You are almost there:
For the first term it is convenient to subtract and add $a(u,\nabla v)\nabla(u_k-u)$, so you get to terms: $$ A = \int_\Omega (a(u_k,\nabla v) - a(u,\nabla v))\nabla(u_k-u) $$ and $$ B = \int_\Omega a(u, \nabla v) \nabla(u_k-u). $$
$B$ clearly tends to $0$ be the hypothesis of weak convergence. For the $A$ term note that weakly convergent sequences are uniformly bounded in $L^p$ (this is a consequence of the uniform boundedness principle and the duality of $L^p$). So as you said, by Holder's inequality you can estimate $|A|$ by $$ \|a(u_k,\nabla v)-a(u,\nabla v)\|_{L^{p'}} \|\nabla(u_k-u)\|_{L^{p}}, $$ the first factor tends to $0$ by the strong convergence hypothesis, while the second factor remains uniformly bounded by the above remark.
The second integral is estimated similarly.
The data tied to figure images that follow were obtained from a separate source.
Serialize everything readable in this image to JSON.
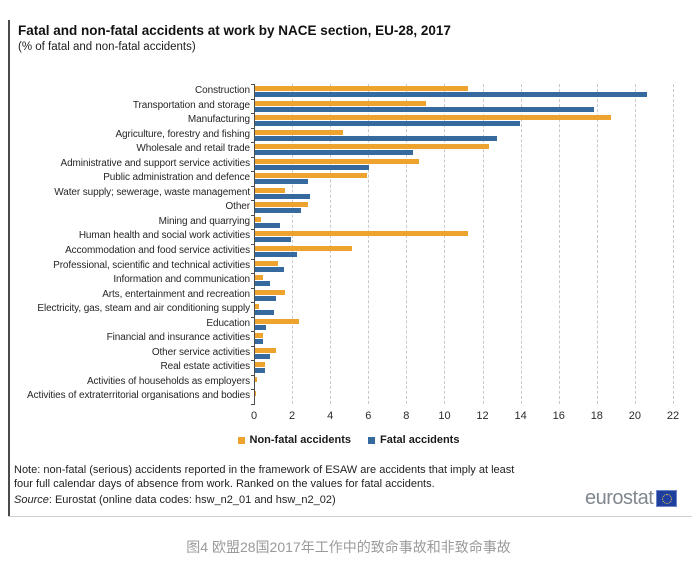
{
  "figure": {
    "title": "Fatal and non-fatal accidents at work by NACE section, EU-28, 2017",
    "subtitle": "(% of fatal and non-fatal accidents)",
    "note": "Note: non-fatal (serious) accidents reported in the framework of ESAW are accidents that imply at least four full calendar days of absence from work. Ranked on the values for fatal accidents.",
    "source_label": "Source",
    "source_rest": ": Eurostat (online data codes: hsw_n2_01 and hsw_n2_02)",
    "logo_text": "eurostat"
  },
  "caption": "图4  欧盟28国2017年工作中的致命事故和非致命事故",
  "chart_data": {
    "type": "bar",
    "orientation": "horizontal",
    "title": "Fatal and non-fatal accidents at work by NACE section, EU-28, 2017",
    "subtitle": "(% of fatal and non-fatal accidents)",
    "xlabel": "",
    "ylabel": "",
    "xlim": [
      0,
      22
    ],
    "x_ticks": [
      0,
      2,
      4,
      6,
      8,
      10,
      12,
      14,
      16,
      18,
      20,
      22
    ],
    "grid": "vertical dashed gridlines every 2 units",
    "legend_position": "bottom-center",
    "ranking_note": "Ranked on the values for fatal accidents",
    "categories": [
      "Construction",
      "Transportation and storage",
      "Manufacturing",
      "Agriculture, forestry and fishing",
      "Wholesale and retail trade",
      "Administrative and support service activities",
      "Public administration and defence",
      "Water supply; sewerage, waste management",
      "Other",
      "Mining and quarrying",
      "Human health and social work activities",
      "Accommodation and food service activities",
      "Professional, scientific and technical activities",
      "Information and communication",
      "Arts, entertainment and recreation",
      "Electricity, gas, steam and air conditioning supply",
      "Education",
      "Financial and insurance activities",
      "Other service activities",
      "Real estate activities",
      "Activities of households as employers",
      "Activities of extraterritorial organisations and bodies"
    ],
    "series": [
      {
        "name": "Non-fatal accidents",
        "color": "#EEA32F",
        "values": [
          11.2,
          9.0,
          18.7,
          4.6,
          12.3,
          8.6,
          5.9,
          1.6,
          2.8,
          0.3,
          11.2,
          5.1,
          1.2,
          0.4,
          1.6,
          0.2,
          2.3,
          0.4,
          1.1,
          0.5,
          0.1,
          0.05
        ]
      },
      {
        "name": "Fatal accidents",
        "color": "#366A9E",
        "values": [
          20.6,
          17.8,
          13.9,
          12.7,
          8.3,
          6.0,
          2.8,
          2.9,
          2.4,
          1.3,
          1.9,
          2.2,
          1.5,
          0.8,
          1.1,
          1.0,
          0.6,
          0.4,
          0.8,
          0.5,
          0.0,
          0.0
        ]
      }
    ]
  }
}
The basic argument using the principle of uniform boundedness above goes like this: if $f_n \rightharpoonup 0$ in $L^p$ then you can define the functionals $\Lambda_n(\psi) = \int f_n \psi$. By weak convergence, for all $\psi \in L^{p'}$ we have $\Lambda_n(\psi) \to 0$, in particular $\sup_n |\Lambda_n(\psi)| < \infty$, so by the uniform boundedness principle we must have $\sup_n \|\Lambda_n\|_{L^{p'} \to \mathbb{C}} < \infty$. Now by duality, $\|\Lambda_n\|_{L^{p'} \to \mathbb{C}} = \|f_n\|_{L^p}$, and you are done.